I haven't specifically identified them as I consider the calculations for
some of them to be expensive in their own right even without accounting for
cache misses. Moving to per-cpu counters would not eliminate all cache misses
as a stat updated on one CPU for a task that is woken on a separate CPU is
still going to trigger a cache miss. Even if such counters were identified
and moved to separate cache lines, the calculation overhead would remain.

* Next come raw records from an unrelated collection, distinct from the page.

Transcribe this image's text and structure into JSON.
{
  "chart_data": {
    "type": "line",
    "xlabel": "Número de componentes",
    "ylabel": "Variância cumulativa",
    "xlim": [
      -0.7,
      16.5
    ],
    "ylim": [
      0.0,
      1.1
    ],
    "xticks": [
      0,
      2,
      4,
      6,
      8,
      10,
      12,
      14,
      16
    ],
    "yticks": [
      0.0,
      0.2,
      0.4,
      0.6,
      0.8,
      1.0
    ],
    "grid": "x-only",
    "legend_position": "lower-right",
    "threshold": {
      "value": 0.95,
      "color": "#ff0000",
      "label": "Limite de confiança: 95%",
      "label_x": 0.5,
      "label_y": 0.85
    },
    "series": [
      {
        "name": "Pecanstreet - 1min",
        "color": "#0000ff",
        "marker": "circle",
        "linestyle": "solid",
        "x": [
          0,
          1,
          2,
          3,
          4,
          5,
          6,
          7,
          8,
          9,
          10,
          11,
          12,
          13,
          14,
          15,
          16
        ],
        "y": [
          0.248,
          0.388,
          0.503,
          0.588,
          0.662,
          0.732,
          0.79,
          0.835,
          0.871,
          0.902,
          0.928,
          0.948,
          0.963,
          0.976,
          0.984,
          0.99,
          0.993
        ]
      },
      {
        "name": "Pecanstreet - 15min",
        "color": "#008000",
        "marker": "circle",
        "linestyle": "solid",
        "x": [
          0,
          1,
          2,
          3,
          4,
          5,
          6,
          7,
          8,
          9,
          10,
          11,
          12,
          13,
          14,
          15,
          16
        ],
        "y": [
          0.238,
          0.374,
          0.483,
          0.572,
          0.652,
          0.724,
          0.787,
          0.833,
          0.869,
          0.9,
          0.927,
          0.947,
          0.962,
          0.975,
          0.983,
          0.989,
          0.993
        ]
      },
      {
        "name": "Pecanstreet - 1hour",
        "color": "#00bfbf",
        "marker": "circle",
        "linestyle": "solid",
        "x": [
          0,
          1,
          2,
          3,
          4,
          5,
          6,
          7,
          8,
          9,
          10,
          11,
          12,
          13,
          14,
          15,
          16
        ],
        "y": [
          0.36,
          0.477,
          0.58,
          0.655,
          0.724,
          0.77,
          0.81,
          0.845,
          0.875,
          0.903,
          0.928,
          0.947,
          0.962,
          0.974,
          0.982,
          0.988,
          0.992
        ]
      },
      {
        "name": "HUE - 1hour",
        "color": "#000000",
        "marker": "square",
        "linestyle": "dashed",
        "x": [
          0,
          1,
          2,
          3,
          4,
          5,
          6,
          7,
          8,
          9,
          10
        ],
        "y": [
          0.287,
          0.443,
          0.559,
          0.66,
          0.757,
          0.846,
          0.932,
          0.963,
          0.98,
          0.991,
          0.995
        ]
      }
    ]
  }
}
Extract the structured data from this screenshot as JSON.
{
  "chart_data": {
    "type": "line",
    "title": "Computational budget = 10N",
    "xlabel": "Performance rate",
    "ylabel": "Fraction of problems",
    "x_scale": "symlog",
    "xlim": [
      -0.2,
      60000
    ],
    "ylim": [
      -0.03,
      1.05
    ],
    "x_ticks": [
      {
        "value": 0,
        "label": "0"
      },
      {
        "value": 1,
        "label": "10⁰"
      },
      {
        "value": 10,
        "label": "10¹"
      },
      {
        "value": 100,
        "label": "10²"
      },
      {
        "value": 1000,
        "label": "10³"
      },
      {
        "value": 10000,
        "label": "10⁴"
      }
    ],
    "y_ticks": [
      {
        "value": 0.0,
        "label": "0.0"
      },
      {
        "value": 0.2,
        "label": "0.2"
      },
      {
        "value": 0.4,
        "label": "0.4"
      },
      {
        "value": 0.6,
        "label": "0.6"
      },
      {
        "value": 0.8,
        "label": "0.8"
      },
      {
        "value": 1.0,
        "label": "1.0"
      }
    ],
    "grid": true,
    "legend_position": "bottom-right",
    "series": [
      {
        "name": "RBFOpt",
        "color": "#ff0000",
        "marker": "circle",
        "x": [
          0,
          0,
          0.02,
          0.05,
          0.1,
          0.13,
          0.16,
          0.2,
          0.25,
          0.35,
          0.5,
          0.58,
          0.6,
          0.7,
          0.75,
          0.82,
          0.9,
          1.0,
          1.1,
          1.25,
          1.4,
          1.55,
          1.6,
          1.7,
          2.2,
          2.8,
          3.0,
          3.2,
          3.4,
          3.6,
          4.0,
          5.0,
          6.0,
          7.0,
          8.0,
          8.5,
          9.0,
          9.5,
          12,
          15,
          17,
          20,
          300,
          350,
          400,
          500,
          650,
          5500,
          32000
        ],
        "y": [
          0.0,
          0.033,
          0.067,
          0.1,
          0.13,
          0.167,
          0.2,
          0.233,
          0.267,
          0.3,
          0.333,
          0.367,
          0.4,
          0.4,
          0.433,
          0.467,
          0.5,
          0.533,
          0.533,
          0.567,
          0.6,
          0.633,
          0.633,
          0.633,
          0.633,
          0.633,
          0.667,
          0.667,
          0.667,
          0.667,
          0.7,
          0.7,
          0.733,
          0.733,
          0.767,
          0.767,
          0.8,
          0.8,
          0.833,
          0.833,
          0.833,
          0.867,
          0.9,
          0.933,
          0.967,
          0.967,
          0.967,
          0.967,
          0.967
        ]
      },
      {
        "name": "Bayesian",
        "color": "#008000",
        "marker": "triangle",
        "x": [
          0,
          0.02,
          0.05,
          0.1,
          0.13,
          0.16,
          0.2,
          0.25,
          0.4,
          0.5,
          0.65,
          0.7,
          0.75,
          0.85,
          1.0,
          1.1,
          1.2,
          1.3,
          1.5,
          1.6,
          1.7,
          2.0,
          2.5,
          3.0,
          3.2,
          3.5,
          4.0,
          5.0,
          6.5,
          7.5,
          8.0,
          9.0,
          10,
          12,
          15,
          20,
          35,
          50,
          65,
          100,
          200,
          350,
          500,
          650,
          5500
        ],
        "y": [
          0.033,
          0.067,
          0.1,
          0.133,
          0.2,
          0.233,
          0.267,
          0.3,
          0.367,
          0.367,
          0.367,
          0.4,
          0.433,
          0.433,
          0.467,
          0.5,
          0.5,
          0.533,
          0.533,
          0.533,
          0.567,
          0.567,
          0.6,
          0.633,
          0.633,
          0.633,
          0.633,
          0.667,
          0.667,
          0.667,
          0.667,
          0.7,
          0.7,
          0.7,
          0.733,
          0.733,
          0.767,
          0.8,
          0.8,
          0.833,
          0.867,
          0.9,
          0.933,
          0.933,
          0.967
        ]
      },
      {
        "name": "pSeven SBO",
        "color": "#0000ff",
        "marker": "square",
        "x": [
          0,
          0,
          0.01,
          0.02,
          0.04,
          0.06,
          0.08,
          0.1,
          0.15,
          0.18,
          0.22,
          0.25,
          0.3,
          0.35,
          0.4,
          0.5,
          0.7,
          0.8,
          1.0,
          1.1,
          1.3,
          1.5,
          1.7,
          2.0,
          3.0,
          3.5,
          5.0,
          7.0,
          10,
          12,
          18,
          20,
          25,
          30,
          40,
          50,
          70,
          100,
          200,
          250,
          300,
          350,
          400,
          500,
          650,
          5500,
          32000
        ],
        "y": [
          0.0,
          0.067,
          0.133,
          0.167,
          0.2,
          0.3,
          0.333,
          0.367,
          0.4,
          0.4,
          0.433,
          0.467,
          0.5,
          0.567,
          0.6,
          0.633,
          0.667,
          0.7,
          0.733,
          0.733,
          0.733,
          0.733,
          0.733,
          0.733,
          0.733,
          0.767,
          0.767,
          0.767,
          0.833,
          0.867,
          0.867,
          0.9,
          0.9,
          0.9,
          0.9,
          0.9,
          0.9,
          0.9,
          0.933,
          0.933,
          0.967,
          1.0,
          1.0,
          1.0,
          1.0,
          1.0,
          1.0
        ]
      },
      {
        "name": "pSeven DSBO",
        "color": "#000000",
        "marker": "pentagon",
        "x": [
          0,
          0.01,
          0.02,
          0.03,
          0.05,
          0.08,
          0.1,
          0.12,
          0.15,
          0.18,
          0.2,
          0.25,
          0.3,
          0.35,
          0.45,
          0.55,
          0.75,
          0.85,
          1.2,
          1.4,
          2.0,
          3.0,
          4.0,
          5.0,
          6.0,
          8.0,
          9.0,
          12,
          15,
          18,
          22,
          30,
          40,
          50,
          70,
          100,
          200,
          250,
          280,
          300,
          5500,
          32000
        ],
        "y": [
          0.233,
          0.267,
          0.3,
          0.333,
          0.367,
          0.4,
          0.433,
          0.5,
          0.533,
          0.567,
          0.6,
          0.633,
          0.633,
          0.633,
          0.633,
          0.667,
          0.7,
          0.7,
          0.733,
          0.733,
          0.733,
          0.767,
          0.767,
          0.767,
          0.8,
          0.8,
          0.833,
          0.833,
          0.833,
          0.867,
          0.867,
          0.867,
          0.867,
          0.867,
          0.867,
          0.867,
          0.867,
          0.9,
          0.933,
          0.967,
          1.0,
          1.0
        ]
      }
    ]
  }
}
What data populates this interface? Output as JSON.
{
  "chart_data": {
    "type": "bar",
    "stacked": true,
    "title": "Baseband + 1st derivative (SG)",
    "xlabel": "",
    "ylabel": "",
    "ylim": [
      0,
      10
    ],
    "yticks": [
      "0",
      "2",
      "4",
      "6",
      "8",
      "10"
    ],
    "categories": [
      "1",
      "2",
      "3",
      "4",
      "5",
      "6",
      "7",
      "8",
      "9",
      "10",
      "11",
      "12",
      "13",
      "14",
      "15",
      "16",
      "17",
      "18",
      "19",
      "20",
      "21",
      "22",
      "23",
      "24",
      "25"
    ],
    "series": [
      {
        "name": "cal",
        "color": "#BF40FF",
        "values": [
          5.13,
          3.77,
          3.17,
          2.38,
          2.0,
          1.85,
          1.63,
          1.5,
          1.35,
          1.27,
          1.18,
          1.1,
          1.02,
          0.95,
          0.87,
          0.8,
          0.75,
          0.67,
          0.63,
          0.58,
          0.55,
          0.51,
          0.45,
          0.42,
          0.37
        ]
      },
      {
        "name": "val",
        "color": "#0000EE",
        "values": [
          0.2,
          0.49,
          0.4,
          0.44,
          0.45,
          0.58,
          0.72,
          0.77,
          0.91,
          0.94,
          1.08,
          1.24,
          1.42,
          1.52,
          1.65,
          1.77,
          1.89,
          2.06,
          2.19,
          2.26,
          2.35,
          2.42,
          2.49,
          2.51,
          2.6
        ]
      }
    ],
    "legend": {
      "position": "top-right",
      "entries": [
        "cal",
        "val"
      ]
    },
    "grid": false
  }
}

> > > I think we should really fix those as well: those shared stats should be
> > > percpu collected as well, with no extra cache misses in any scheduler fast
> > > path.
> >
> > I looked into that but converting those stats to per-cpu counters would incur
> > sizable memory overhead. There are a *lot* of them and the basic structure for
> > the generic percpu-counter is
> >
> > struct percpu_counter {
> > raw_spinlock_t lock;
> > s64 count;
> > #ifdef CONFIG_HOTPLUG_CPU
> > struct list_head list; /* All percpu_counters are on a list */
> > #endif
> > s32 __percpu *counters;
> > };
>
> We don't have to reuse percpu_counter().
>

No, but rolling a specialised solution for a debugging feature is overkill
and the calculation overhead would remain. It's specialised code with very
little upside.

The main gain from the patch is that the calculation overhead is
avoided. Avoid any potential cache miss is a bonus.

> > That's not taking the associated runtime overhead such as synchronising them.
>
> Why do we have to synchronize them in the kernel?

Because some simply require it or are not suitable for moving to per-cpu
counters at all. sleep_start is an obvious one as it can wake on another
CPU.

>? User-space can recover them on a
> percpu basis and add them up if it wishes to. We can update the schedstat utility
> to handle the more spread out fields as well.
>

Any user of /proc/pid/sched would also need updating, including latencytop
and all of them will need to be able to handle CPU hotplug or else deal
with the output from all possible CPUs instead of the currently online ones.

--
Mel Gorman
SUSE Labs